The effect of maternal intake of sucrose or high-fructose corn syrup (HFCS)-55 during gestation and lactation on lipogenic gene expression in rat offspring at 3 and 12 weeks of age.
J Dev Orig Health Dis. 2018 Oct ;9(5):481-486. Epub 2018 Jun 18. PMID: 29909805
Perinatal exposure to sucrose or high-fructose corn syrup-55 (HFCS-55) in rats has previously been associated with altered hepatic fat content and composition post-weaning, although the effects on hepatic metabolism are unknown. The current study aimed to determine the sex-specific effects of maternal consumption of sucrose or HFCS-55 on the expression of hepatic lipogenic genes in the offspring.

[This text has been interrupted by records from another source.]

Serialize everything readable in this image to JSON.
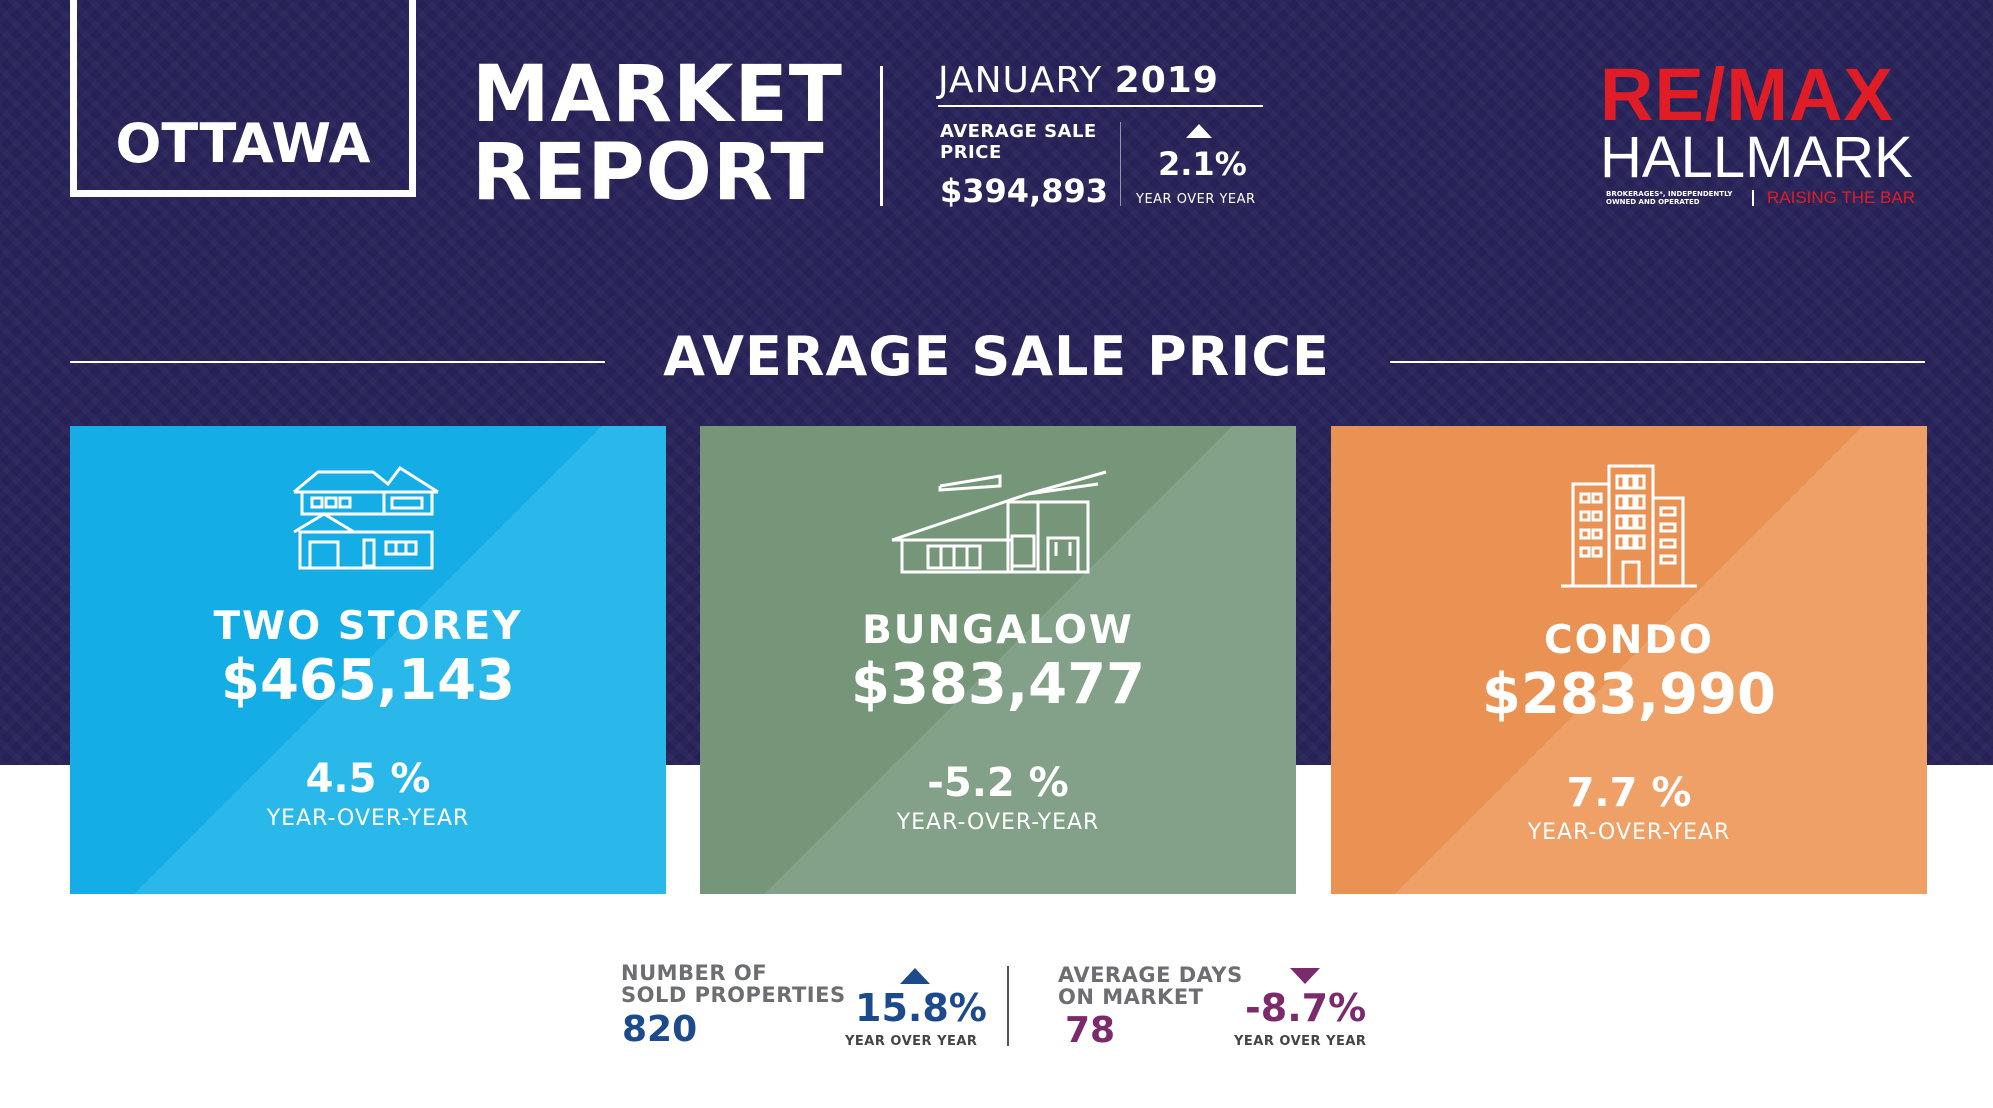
{
  "header": {
    "city": "OTTAWA",
    "title_line1": "MARKET",
    "title_line2": "REPORT",
    "month": "JANUARY",
    "year": "2019",
    "avg_label_line1": "AVERAGE SALE",
    "avg_label_line2": "PRICE",
    "avg_value": "$394,893",
    "avg_change": "2.1%",
    "avg_change_caption": "YEAR OVER YEAR"
  },
  "logo": {
    "line1": "RE/MAX",
    "line2": "HALLMARK",
    "sub_line1": "BROKERAGES*, INDEPENDENTLY",
    "sub_line2": "OWNED AND OPERATED",
    "tagline": "RAISING THE BAR"
  },
  "section": {
    "title": "AVERAGE SALE PRICE"
  },
  "cards": [
    {
      "label": "TWO STOREY",
      "price": "$465,143",
      "change": "4.5 %",
      "caption": "YEAR-OVER-YEAR",
      "icon": "house-icon",
      "color": "#1bb3e8"
    },
    {
      "label": "BUNGALOW",
      "price": "$383,477",
      "change": "-5.2 %",
      "caption": "YEAR-OVER-YEAR",
      "icon": "bungalow-icon",
      "color": "#7a9a80"
    },
    {
      "label": "CONDO",
      "price": "$283,990",
      "change": "7.7 %",
      "caption": "YEAR-OVER-YEAR",
      "icon": "building-icon",
      "color": "#ec9458"
    }
  ],
  "stats": {
    "sold": {
      "label_line1": "NUMBER OF",
      "label_line2": "SOLD PROPERTIES",
      "value": "820",
      "change": "15.8%",
      "caption": "YEAR OVER YEAR",
      "direction": "up",
      "color": "#1d4a8c"
    },
    "days": {
      "label_line1": "AVERAGE DAYS",
      "label_line2": "ON MARKET",
      "value": "78",
      "change": "-8.7%",
      "caption": "YEAR OVER YEAR",
      "direction": "down",
      "color": "#7b2a6b"
    }
  },
  "colors": {
    "navy": "#262257",
    "remax_red": "#e01c26"
  }
}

Liver samples were collected from offspring of albino Wistar rats provided with ad libitum access to either water (control), 10% sucrose or 10% HFCS-55 solution during pregnancy and lactation at 3 weeks (control n=16, sucrose n=22, HFCS-55 n=16) and 12 weeks (control n=16, sucrose n=10, HFCS-55 n=16) of age. Hepatic expression of the transcription factors such as carbohydrate response element-binding protein, sterol regulatory element-binding protein-1c and downstream genes was determined by quantitative real-time PCR. Sucrose-exposed offspring had higher hepatic SREBP-1c messenger RNA expression compared with control and HFCS-55 groups at both 3 weeks (P=0.01) and 12 weeks (P=0.03) of age. There were no differences in the expression of other hepatic lipogenic genes between groups at either 3 or 12 weeks. Thus, perinatal exposure to sucrose may be more detrimental to offspring hepatic metabolism compared with HFCS-55, independent of sex, and it will be important to evaluate the longer-term effects of perinatal sucrose exposure in future studies.